Решением Александра II наследник был назначен председателем особого комитета по сбору и распределению пособий голодающим. Так как самый тяжкий неурожай поразил Смоленскую губернию, то обследовать положение туда выехала специальная комиссия, составившая подробные отчеты. В них отмечалось, что обстановка серьезная, но не критическая, и что губернские власти вполне справляются со своими обязанностями. Совсем иные впечатления сложились у доверенных лиц наследника – князя Мещерского и Козлова, которые объехали некоторые деревни Вяземского уезда.
Александр Александрович принял их в Аничковом дворце; ожидалось, что приедет еще Победоносцев, недавно назначенный сенатором.
– Положение крестьянина ужасно! – волнуясь, рассказывал Мещерский. – Но сам крестьянин как бы не понимает этого.
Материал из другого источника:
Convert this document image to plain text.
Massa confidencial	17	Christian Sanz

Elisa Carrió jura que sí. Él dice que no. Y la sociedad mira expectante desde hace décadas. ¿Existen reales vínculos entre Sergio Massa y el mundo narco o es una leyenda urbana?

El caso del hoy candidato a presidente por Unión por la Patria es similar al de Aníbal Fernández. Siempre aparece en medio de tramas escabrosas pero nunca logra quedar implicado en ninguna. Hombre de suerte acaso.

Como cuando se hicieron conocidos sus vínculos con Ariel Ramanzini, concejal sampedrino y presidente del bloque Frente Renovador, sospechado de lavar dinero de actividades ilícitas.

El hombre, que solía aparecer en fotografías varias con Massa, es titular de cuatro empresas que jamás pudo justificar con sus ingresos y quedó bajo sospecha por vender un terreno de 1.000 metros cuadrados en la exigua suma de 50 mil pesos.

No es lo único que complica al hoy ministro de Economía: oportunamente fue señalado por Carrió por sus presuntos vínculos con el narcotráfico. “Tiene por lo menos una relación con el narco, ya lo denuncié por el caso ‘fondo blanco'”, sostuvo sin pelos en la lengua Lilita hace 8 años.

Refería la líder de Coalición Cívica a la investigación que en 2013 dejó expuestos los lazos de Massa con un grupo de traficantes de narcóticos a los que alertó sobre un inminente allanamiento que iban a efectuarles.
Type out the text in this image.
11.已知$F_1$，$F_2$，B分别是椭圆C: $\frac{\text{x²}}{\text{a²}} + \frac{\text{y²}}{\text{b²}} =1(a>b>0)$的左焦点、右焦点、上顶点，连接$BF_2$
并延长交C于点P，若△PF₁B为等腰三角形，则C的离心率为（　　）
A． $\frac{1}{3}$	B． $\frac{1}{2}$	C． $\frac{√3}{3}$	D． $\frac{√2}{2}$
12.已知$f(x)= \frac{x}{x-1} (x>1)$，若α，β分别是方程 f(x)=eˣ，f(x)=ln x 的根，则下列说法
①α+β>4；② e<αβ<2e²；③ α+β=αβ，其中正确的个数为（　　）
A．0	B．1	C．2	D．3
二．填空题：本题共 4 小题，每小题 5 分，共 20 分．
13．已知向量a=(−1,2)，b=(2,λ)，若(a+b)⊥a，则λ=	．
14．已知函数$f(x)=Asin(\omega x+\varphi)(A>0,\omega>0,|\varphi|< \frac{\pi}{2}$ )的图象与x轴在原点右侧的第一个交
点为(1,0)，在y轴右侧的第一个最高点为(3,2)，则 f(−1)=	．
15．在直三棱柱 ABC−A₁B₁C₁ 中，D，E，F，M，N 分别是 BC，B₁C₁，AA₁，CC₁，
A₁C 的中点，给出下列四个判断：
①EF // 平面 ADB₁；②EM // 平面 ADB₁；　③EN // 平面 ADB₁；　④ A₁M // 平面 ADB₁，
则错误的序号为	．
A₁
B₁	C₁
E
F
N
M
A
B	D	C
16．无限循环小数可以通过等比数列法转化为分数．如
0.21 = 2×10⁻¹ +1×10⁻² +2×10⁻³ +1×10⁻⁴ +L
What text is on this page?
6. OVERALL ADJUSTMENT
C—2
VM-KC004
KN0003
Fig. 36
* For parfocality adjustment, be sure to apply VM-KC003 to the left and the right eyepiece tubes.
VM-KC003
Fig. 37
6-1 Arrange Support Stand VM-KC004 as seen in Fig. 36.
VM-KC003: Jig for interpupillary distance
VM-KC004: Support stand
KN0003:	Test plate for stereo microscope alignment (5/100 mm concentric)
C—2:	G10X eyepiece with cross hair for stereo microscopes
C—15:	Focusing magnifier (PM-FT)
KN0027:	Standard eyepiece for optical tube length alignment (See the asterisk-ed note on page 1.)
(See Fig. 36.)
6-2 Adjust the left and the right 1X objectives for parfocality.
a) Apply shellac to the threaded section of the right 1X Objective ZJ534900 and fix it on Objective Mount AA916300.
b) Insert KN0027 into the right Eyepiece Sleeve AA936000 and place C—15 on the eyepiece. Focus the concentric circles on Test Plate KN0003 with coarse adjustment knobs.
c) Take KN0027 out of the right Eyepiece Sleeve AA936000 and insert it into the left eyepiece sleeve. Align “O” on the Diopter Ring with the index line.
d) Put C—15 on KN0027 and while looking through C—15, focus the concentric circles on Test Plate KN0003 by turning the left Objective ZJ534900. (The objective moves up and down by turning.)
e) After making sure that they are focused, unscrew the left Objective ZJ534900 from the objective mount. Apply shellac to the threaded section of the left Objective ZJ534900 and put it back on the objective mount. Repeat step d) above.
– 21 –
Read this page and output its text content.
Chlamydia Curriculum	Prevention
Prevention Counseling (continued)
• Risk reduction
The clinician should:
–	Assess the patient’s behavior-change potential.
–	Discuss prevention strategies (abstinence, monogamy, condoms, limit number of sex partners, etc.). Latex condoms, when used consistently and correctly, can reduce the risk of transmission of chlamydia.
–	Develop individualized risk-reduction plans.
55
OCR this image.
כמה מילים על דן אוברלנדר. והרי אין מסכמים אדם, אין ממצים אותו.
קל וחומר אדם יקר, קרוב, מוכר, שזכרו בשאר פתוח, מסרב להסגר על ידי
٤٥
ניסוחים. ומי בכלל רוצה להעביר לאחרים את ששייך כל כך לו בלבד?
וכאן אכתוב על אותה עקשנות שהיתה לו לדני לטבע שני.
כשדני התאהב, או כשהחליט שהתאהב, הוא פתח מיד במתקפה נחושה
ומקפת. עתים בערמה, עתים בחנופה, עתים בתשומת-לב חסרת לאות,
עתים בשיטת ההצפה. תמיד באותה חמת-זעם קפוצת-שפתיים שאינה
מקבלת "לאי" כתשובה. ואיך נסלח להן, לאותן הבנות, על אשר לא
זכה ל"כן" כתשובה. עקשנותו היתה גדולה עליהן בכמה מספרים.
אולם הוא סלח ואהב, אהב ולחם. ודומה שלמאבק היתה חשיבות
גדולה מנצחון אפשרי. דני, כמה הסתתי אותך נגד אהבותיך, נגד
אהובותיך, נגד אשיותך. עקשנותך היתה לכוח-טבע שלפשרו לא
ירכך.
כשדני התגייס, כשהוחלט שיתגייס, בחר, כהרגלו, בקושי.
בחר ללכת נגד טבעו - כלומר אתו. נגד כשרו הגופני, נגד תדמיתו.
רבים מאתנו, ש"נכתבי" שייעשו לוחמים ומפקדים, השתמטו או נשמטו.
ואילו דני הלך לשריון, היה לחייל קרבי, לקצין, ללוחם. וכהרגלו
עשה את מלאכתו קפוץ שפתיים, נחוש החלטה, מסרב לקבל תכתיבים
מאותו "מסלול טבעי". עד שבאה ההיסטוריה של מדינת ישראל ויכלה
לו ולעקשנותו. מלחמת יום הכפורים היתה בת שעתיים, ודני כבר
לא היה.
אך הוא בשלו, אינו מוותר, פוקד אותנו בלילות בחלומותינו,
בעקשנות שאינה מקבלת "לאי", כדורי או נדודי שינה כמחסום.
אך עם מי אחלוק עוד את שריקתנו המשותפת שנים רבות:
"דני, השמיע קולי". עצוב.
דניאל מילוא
Он даже не задумывается о предстоящей весне.
– Мужик надеется на то, что его пропитает Отец Небесный, – вставил Козлов. – А приходит голод, и он только покорно говорит: «Прогневил, видно, Господа за грехи наши!»
– Тут невольно подумаешь, а не рано ли предоставили крестьянина самому себе, – осторожно заметил Мещерский.
– Ну уж нет, Владимир Петрович, это уже слишком, – остановил его цесаревич. – Этак мы посягаем на великие реформы моего отца и нашего императора! – А в душе шевельнулось: «Верно, что рано!»
Приметив на лице князя Мещерского смятение, наследник примирительно продолжал:
– Хорошо, господа. Оставьте ваши отчеты. Я прочитаю их и сопоставлю с докладами чиновников. Но мне уже ясно, что господа из департамента выгораживают губернских и уездных начальников. И кто знает, может быть, и небескорыстно. Я же обращусь к императрице. Сердце Марии Александровны таково, что она не откажет людям в беде. Думаю, что и моя супруга Мария Федоровна не останется в стороне…
– Вы имеете в виду дамские комитеты, ваше высочество? – осведомился князь Мещерский.
– Именно их. Общества попечения о раненых и больных воинах. Оголодавший крестьянин, который ест лебеду, это именно раненый воин. Кроме того, я посоветуюсь с Константином Петровичем, что еще можно сделать для голодающих.
Победоносцев уже поднимался большой лестницей Таврического дворца.